Dubas: It was very important in the deal, from our end of it. Obviously, in Ottawa’s case, they wanted Dion to help push them over the edge right now. In our case, we wanted chips that continue to help us build for the future. Tobias and the draft pick certainly do that for us. In Tobias’ case, he is a player that, because he played in Oshawa and the proximity to Toronto, our staff knew well. The staff and myself saw him play last year in Oshawa. Because he was with Ottawa, Ottawa’s rookie tournament team played against us, and [we saw him] in our exhibition against Ottawa, and also with Binghamton, who we’ve played quite a bit last year. On our staff we have DJ Smith, who coached Tobias last year in Oshawa. Of course, Mark Hunter has seen him play a tonne. We’re very familiar with him. We’re very excited to have him. I think he’s had some success against our teams, which always sticks out, but if you watch more than that and his other games, he’s a big winger with skill and competitiveness that we’re happy to acquire. He struggled in the first game on Saturday against St. John’s and then was outstanding on Sunday in the final game of that road trip. We think, after some time to adjust to the way that we play and the way that we operate, we’re excited for his potential and excited for the type of player he could become for us for sure.

We all talk about Nylander and Marner and Kapanen, but how is the first round pick in 2013 coming along – Frederik Gauthier? It’s no fault of his own, but he’s the guy we kind of just don’t talk about when it comes to the upper echelon prospects of the Toronto Maple Leafs. How is his development going down with the Marlies?

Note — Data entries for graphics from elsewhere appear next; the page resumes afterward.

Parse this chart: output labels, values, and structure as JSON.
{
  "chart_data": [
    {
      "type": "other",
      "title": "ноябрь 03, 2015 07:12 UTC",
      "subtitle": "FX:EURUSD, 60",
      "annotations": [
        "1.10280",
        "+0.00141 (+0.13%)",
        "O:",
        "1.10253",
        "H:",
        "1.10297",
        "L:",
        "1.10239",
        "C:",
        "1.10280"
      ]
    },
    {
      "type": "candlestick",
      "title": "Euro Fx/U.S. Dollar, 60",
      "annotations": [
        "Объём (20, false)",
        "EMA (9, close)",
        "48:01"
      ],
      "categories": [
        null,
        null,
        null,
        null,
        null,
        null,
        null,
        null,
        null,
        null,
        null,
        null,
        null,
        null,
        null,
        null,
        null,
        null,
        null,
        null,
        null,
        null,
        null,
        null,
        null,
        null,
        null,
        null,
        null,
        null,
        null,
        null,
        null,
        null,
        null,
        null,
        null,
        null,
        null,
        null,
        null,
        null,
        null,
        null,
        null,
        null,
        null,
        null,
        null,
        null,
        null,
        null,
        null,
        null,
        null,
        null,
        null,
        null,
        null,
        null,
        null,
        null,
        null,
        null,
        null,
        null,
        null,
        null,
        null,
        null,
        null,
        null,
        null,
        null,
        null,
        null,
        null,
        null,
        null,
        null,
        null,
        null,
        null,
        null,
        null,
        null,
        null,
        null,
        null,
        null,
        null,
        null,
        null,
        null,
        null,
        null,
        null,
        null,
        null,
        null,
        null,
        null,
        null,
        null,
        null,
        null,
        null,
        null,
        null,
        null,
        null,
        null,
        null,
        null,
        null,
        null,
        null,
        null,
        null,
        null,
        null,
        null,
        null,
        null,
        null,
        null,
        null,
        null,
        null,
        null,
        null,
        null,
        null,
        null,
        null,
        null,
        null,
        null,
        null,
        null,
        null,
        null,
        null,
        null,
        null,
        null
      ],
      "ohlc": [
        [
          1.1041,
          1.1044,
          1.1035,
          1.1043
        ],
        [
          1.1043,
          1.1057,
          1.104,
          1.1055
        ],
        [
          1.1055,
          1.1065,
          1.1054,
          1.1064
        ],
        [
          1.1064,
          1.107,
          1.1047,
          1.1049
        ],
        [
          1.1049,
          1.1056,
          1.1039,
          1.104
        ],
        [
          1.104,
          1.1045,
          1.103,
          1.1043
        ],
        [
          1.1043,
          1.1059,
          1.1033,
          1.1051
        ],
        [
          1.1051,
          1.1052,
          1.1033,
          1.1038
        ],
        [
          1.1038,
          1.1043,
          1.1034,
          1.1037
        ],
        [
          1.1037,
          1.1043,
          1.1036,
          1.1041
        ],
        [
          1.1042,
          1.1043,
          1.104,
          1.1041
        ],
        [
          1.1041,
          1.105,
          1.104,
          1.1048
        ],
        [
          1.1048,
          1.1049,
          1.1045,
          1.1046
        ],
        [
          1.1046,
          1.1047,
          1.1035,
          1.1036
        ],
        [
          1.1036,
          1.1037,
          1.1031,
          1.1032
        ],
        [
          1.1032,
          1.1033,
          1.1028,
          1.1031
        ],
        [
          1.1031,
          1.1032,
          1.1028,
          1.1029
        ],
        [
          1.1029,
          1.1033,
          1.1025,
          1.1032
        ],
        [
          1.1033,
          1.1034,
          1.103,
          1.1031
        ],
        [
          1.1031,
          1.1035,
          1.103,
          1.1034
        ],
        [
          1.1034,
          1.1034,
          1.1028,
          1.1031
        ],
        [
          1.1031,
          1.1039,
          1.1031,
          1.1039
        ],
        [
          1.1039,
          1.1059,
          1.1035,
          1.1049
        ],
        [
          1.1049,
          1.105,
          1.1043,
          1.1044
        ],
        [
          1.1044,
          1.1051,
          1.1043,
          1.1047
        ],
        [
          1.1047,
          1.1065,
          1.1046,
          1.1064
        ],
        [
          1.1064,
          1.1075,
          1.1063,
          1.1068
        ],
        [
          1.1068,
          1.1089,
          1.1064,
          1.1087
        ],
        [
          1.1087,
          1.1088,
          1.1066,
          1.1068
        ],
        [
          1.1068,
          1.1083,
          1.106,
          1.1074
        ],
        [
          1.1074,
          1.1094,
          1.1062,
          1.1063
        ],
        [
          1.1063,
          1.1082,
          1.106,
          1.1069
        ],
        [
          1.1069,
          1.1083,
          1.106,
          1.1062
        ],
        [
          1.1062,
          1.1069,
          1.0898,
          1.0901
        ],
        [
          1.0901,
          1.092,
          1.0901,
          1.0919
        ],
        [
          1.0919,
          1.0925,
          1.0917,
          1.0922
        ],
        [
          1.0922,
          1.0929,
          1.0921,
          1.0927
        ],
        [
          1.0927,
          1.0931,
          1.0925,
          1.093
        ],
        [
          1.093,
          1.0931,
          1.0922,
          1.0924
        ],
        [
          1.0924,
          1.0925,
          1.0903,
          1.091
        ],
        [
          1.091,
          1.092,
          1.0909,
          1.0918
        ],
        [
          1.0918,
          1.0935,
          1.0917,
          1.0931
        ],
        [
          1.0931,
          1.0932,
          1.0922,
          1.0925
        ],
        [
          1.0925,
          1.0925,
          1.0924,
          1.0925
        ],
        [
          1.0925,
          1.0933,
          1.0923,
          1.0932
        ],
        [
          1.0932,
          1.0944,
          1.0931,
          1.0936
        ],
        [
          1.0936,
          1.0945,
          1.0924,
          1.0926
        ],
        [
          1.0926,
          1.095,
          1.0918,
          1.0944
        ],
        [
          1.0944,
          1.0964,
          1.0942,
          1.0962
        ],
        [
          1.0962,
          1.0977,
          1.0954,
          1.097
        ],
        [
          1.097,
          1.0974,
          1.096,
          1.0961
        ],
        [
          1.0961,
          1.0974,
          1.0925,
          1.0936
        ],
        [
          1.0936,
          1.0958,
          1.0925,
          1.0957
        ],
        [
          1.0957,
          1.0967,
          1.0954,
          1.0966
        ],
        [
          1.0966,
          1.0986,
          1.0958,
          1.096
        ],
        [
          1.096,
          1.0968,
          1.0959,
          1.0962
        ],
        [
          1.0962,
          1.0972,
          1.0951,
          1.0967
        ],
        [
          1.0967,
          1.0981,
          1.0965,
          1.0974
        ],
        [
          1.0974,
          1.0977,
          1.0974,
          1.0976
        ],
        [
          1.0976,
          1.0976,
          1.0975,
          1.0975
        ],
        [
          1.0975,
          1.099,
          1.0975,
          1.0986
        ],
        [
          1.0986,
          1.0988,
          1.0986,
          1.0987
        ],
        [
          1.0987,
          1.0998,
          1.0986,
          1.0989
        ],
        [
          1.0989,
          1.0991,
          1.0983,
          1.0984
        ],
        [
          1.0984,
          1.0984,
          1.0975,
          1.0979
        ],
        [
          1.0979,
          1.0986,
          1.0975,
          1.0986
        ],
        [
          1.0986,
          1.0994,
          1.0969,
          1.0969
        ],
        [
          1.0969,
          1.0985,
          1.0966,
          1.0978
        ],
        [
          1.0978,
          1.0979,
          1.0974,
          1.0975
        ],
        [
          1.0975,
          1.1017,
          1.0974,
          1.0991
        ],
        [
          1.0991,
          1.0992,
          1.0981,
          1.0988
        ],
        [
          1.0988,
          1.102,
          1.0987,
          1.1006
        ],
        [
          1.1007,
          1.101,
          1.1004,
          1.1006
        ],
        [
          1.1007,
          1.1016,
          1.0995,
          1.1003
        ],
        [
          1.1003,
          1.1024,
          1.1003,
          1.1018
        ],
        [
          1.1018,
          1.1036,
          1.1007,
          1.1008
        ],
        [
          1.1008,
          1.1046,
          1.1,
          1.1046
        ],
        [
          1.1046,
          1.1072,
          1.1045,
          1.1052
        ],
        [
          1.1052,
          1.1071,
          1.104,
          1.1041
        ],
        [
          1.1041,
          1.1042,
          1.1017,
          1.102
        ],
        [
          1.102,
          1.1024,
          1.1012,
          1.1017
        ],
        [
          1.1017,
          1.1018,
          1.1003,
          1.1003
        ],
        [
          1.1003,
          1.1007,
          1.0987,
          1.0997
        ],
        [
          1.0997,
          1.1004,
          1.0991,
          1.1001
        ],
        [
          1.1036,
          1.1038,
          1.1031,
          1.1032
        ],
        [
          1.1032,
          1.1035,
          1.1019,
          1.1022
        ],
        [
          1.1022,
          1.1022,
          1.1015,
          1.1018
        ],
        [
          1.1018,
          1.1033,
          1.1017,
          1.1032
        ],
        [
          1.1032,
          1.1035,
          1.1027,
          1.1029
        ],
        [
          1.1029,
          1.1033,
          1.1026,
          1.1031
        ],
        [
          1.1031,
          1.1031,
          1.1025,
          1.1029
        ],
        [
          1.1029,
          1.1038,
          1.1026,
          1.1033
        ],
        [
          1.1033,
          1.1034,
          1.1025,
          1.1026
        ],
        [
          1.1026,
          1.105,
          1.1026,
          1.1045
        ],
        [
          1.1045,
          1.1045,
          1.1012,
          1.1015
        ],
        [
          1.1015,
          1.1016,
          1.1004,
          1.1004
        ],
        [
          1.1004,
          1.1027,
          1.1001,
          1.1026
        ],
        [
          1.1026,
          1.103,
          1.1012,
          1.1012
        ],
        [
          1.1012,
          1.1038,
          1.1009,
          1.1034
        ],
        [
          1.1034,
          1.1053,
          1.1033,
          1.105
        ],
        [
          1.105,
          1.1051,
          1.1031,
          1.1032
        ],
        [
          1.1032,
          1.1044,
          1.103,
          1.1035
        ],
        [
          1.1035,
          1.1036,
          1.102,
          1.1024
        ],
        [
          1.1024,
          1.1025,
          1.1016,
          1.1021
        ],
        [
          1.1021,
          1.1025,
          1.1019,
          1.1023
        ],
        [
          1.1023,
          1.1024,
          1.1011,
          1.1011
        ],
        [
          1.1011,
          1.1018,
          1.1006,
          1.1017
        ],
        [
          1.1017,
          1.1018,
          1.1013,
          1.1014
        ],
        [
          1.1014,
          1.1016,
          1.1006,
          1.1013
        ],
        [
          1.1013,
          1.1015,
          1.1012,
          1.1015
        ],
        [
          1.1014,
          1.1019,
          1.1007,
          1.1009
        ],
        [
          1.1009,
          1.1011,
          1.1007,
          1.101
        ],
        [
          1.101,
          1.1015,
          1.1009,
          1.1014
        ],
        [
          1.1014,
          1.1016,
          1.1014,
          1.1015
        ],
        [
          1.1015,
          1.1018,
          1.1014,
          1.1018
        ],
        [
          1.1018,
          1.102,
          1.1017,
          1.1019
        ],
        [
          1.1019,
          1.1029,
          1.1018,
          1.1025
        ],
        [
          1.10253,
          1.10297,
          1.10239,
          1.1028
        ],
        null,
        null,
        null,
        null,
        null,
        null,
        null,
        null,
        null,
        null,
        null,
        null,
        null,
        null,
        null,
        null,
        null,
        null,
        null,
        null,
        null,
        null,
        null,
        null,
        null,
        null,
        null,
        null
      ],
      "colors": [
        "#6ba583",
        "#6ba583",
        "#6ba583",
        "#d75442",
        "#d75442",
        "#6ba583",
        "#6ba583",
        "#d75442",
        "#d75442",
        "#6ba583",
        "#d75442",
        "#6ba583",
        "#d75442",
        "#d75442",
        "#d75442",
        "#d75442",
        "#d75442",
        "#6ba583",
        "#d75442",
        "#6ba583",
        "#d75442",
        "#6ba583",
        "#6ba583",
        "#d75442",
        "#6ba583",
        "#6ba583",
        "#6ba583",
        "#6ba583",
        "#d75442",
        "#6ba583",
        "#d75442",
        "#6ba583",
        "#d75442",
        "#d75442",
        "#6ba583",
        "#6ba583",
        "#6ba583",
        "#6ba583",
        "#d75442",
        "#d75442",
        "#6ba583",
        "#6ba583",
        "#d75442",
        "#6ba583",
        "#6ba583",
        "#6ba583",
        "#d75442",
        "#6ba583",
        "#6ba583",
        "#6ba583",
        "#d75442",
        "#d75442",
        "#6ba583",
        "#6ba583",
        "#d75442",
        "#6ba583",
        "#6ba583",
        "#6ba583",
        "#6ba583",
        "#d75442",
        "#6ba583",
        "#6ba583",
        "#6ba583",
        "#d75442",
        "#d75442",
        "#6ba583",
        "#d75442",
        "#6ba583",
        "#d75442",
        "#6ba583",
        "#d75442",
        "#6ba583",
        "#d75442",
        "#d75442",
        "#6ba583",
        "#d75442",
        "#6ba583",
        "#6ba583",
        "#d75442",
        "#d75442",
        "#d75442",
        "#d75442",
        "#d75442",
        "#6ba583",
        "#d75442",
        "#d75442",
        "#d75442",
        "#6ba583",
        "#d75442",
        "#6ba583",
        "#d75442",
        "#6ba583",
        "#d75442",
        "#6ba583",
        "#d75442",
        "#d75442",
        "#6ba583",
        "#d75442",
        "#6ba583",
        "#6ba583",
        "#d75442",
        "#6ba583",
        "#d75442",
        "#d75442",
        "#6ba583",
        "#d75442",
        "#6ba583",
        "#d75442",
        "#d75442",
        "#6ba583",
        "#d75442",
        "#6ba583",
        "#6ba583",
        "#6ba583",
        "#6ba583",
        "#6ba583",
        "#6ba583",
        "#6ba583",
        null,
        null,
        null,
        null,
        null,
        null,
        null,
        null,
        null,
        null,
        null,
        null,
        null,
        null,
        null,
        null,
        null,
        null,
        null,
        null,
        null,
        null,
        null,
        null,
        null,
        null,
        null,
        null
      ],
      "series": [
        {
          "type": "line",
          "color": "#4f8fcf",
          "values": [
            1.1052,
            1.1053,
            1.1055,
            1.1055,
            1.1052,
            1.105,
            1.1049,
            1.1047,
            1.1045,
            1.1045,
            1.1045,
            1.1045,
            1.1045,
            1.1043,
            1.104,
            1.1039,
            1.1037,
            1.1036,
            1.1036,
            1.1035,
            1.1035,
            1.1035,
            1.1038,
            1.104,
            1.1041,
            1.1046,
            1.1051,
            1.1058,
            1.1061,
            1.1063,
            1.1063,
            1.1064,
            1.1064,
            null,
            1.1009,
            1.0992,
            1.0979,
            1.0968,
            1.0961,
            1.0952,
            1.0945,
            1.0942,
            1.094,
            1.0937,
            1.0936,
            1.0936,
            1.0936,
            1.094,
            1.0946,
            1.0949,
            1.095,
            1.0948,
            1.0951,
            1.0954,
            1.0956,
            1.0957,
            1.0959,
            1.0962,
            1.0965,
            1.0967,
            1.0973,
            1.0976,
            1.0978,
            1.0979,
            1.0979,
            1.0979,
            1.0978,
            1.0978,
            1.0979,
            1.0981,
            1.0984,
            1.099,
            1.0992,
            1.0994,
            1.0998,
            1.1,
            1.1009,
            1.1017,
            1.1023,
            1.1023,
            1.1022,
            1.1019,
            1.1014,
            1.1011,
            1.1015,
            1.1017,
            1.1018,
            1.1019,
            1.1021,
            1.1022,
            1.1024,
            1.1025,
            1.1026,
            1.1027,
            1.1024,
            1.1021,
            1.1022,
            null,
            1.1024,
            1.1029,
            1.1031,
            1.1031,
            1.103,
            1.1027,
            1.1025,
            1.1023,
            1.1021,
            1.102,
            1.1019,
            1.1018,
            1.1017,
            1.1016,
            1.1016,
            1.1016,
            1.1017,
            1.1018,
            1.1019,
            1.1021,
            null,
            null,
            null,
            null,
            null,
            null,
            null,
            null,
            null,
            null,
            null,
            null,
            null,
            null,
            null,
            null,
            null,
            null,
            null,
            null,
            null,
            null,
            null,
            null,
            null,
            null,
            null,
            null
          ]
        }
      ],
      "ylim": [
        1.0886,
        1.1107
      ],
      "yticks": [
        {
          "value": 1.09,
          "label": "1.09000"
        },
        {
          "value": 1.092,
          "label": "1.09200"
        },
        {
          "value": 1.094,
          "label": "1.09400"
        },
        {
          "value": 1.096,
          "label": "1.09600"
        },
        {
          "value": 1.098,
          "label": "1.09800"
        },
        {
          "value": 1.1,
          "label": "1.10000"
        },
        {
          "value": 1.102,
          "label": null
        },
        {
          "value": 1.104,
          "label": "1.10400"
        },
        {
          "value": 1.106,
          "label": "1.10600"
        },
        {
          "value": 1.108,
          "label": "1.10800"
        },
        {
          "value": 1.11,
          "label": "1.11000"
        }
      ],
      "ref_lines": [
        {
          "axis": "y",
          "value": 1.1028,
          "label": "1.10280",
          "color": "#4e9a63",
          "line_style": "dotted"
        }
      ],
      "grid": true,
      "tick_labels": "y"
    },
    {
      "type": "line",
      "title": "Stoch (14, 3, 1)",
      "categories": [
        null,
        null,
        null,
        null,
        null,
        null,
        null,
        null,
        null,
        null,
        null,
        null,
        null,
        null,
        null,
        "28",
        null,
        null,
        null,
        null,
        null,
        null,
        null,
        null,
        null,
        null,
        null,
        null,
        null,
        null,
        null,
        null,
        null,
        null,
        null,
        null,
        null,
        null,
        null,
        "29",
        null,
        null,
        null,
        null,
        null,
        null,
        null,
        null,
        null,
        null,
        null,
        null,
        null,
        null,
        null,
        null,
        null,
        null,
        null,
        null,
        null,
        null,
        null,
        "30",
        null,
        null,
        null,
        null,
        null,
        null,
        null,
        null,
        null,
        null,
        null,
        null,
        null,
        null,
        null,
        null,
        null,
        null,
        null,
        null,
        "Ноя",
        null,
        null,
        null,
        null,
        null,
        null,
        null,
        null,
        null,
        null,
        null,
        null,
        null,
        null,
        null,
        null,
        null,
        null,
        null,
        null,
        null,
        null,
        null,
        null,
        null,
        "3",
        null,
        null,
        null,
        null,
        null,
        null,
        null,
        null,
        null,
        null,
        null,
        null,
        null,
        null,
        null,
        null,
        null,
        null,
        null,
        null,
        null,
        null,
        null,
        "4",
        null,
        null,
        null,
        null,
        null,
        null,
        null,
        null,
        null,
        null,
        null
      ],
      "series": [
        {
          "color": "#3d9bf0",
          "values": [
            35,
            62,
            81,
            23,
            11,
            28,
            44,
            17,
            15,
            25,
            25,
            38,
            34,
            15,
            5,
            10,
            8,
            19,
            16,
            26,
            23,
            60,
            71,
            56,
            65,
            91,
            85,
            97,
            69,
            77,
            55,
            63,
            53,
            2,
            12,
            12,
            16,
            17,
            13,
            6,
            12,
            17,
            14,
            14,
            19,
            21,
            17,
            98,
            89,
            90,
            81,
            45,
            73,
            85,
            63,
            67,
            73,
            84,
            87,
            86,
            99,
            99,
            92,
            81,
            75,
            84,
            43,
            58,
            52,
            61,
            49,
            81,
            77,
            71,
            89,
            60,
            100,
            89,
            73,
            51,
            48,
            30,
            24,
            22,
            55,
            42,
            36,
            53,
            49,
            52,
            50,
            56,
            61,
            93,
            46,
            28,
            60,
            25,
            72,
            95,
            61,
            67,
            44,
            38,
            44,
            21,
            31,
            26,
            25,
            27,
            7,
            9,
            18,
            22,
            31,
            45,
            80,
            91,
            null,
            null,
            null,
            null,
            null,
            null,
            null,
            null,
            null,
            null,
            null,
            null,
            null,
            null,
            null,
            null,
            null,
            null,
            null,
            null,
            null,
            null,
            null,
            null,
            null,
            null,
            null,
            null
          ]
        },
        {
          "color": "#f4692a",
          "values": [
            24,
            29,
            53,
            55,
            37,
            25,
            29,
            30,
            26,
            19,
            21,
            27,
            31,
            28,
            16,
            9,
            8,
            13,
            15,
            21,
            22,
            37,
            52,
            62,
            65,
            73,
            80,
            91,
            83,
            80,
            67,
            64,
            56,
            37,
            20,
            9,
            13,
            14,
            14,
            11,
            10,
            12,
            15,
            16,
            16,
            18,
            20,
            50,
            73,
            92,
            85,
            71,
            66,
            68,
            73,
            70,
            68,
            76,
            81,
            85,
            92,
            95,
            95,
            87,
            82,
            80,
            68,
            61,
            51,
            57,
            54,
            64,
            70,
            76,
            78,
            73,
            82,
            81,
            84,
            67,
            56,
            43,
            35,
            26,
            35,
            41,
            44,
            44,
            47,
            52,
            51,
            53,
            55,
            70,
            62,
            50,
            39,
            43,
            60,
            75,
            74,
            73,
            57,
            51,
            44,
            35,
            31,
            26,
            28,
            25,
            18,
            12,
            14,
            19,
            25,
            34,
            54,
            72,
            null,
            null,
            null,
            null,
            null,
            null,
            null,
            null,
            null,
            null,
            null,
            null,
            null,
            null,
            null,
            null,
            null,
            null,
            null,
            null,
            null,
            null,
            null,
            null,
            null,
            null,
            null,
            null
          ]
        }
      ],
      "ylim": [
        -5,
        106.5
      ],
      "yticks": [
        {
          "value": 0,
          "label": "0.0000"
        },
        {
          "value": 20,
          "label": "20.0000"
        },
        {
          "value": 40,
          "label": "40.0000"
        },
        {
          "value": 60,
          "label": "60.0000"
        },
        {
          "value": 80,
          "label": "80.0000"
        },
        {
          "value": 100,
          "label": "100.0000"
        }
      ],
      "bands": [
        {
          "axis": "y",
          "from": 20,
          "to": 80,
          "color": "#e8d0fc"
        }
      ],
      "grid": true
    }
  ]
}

Dubas: Frederik, he doesn’t have the same offensive pedigree as the players you’ve previously mentioned, but with us with the Marlies, he’s played a massive role. His development – I think of anybody on the team, I’ve been most impressed with the job that Sheldon and his staff [have done], and then Scott Pellerin and our player development staff – largely Barb Underhill, who works on the skating of our players extensively each day – the job that she has done. His skating has improved so significantly especially with the puck. He takes on a lot of very difficult minutes for the Marlies. He’s the primary penalty killer on the team and takes on a lot of defensive assignments, but he’s been able to because of the improvements in his skating to drive the puck up the ice and play on offense a lot more. It’s a process with Fred because I think people look at him and don’t see the same offensive production you see out of the other players you mentioned, but he has a specific skillset that we value and we feel we’ll need as an organization. So far this season, he’s had an injury that cost him some time, but he’s come back strong and we’ve been very happy with his play and his contributions to the team. He’s been a key player for us.